Changes in the Supreme Court's docket are rarely undertaken with conscious intent, and they tend, above all, to result from changes in personnel. The court's rulings on applications for review are made in secret, establish no precedent and occur with almost no collegial deliberation. As a result, the justices' decision making about whether to grant review in individual cases is highly atomistic, and, after the votes have been cast and tallied, the overall pattern of the court's docket often comes as a surprise even to the justices themselves.

These matters are too important to leave to happenstance. The justices need to engage in a more self-conscious reflection and discussion about whether the shape of their docket is what it should be to govern the complex legal affairs of this large and diverse nation. For more than a century, the court successfully fought for unfettered control of its own docket, and with rare exceptions the justices now determine not only which but how many cases they will decide each term. As cases continue to flood the already swollen dockets of the lower federal and state courts, the justices need to question whether they have become too stingy in exercising their discretion to grant review.

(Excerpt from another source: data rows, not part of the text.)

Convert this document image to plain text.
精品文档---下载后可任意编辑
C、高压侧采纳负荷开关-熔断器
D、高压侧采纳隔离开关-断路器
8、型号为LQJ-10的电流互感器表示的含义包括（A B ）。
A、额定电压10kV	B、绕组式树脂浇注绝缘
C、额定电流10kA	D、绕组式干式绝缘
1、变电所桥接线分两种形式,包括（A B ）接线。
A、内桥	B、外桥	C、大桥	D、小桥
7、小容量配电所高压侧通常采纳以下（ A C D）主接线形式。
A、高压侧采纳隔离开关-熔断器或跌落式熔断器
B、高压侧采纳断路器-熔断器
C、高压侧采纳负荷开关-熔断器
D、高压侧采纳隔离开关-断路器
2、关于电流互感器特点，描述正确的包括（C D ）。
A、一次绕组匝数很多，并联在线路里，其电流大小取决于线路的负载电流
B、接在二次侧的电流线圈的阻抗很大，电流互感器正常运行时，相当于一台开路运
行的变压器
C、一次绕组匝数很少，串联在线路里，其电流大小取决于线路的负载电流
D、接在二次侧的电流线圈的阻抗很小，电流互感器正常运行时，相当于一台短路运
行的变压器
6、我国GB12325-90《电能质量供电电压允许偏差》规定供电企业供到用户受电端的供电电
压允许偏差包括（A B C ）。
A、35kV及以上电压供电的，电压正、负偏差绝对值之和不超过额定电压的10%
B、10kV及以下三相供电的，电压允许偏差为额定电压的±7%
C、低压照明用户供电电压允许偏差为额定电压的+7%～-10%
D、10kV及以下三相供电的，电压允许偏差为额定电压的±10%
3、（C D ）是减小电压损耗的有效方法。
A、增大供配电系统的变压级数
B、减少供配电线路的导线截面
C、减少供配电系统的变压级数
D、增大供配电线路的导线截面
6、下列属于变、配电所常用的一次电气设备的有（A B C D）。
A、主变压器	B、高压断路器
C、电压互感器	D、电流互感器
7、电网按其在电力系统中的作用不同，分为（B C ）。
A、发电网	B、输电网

The justices as a body should frankly consider whether 71 plenary decisions in a given year are really enough to carry out the court's constitutional function of ensuring the supremacy and uniformity of federal law. Reasonable people differ over whether the court takes too many blockbuster cases or decides too much in those cases. Regardless, there is surely scope for the justices to provide useful guidance to lower court judges in many of the less sexy cases it increasingly turns away. Remarkably, the court is on track to hear even fewer cases next term. But if the justices choose to do so, it is within their power to change course.

Margaret Cordray is a professor at Capital University Law School. Richard Cordray clerked for Justices Byron R. White and Anthony M. Kennedy.